As soon as you start believing in Aristotle’s purging theory (Catharsis) you make a fatal error; you buy into the idea that poetry’s emotion is a separate thing from it, and then you essentially become a pedantic, doctrinaire kind of poet.

Anyway, the important point that Bok is making in the second part of the quote here is the Aristotelian one: there’s a proper way and form and method to making poetry.

As he did with the purging theory, Aristotle resorts to a doctrinaire pedantry in order to ‘get one past’  his master (Plato was Aristotle’s teacher).

This is important to understand, Amber.   You’ve got to go Greek, and you’ve got two choices, Plato’s truly challenging road, or Aristotle’s pedantic road.  Most people don’t go Greek at all and groan under both Plato and Aristotle.  But you can’t escape them, really.

You can see this in the reactions to Bok in the comments to Goldsmith’s post:

Carolyn, the first one to comment seriously, writes this, “I honor people’s attempts to express themselves in whatever manner suits them.”

Here is the typical modern response.   As you can see from her statement, and from what I told you above, she rejects Plato and Aristotle.  She has no Greek.  She is ignorantYou can ignore these people.  Better to be a pedant than to be someone who says ‘express yourself in whatever manner suits you.’ This point of view loses in philosophy what it gains in being nice.  It is a tempting vice, this point of view.  Avoid it at all costs.

Silem’s post #7 basically sums up the Plato and Aristotle positions and then repeats Bok’s mention of “the uncanny,” which is largely the basis of Romanticism: the “Sublime,”  produced when Platonism contradicts itself and produces poetry–a sly but positive phenomenon which I alluded to above.  As Longinus said in his famous treatise “On the Sublime” 3rd century, AD, the sublime is both “moral” and “fearful.”  The sublime is a contradictory idea–which is the secret of its religious power and appeal.

Comment #8 is by Henry Gould.
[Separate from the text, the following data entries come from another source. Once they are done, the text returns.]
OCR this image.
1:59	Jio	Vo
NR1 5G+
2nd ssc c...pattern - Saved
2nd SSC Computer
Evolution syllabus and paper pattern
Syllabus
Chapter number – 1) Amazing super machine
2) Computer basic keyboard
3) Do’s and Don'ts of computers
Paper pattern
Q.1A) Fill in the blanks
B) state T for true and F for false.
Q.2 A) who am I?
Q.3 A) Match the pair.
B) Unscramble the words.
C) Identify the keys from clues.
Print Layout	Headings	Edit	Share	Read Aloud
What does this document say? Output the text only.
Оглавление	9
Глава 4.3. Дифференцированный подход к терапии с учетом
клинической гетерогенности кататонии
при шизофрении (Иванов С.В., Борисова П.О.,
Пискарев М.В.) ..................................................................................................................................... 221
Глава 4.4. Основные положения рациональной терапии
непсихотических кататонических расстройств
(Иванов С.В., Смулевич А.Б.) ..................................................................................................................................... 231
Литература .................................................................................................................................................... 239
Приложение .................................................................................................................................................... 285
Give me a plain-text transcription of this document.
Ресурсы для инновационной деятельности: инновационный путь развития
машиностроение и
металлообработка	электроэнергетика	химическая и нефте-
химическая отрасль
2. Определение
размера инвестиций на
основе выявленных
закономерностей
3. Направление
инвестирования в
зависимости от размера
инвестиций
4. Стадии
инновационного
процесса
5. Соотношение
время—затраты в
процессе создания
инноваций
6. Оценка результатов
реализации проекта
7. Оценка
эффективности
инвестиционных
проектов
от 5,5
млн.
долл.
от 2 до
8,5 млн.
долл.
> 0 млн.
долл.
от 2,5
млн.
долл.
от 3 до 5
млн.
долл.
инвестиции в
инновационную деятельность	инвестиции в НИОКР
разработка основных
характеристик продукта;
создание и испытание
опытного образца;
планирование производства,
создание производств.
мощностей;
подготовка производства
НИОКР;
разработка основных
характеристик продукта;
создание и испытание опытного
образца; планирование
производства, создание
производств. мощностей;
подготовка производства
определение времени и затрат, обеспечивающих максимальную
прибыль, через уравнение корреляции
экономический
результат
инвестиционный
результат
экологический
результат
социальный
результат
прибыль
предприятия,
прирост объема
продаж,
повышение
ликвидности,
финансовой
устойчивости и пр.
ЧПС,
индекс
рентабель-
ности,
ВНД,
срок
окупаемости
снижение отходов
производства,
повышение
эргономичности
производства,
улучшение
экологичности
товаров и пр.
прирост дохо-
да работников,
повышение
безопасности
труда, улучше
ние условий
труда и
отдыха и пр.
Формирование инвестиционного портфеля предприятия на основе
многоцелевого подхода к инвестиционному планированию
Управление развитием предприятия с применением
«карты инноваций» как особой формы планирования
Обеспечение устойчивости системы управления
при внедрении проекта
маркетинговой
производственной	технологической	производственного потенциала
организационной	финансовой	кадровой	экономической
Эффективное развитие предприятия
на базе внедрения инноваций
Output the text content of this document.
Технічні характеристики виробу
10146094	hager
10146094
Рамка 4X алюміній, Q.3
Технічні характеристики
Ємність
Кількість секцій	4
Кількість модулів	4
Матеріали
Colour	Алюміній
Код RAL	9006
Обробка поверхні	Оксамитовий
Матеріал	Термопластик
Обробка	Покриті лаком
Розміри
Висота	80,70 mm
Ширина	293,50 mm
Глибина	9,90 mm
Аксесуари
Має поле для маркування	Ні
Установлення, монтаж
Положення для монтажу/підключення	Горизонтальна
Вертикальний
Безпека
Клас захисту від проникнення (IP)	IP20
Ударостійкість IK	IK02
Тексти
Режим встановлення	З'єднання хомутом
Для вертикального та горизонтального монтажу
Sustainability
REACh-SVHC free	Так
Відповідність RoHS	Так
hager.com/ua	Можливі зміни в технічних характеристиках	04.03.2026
We can sum up all his comments this way: Mumble.

Comment #9 is by Kent Johnson, who is poison.  Here’s a sample.  It should make you shudder:

“I strongly suspect that from the bourgeoning technical-hip formation represented by Bok and Mohammad (and both of them very brilliant, to be sure) a more elevated measure of professional status for the poetic vocation will come, via ever more sharply defined knowledge-sets and rigorously applied instrumental techniques.”

Ugh.

Gary Fitzgerald made a witty remark, but was buried by negative votes.

Conrad and ZZZZ had a brief dispute on what position the “avant garde” should take in relation to the mainstream.  Pedestrian stuff, really.  Not worth your while.

The remaining comments fizzle away into inconsequence.

Maybe Terreson will add something interesting.

(But we’d rather not encourage him.)

And there you have it,  Amber.    Harriet 101.   I hope this helps!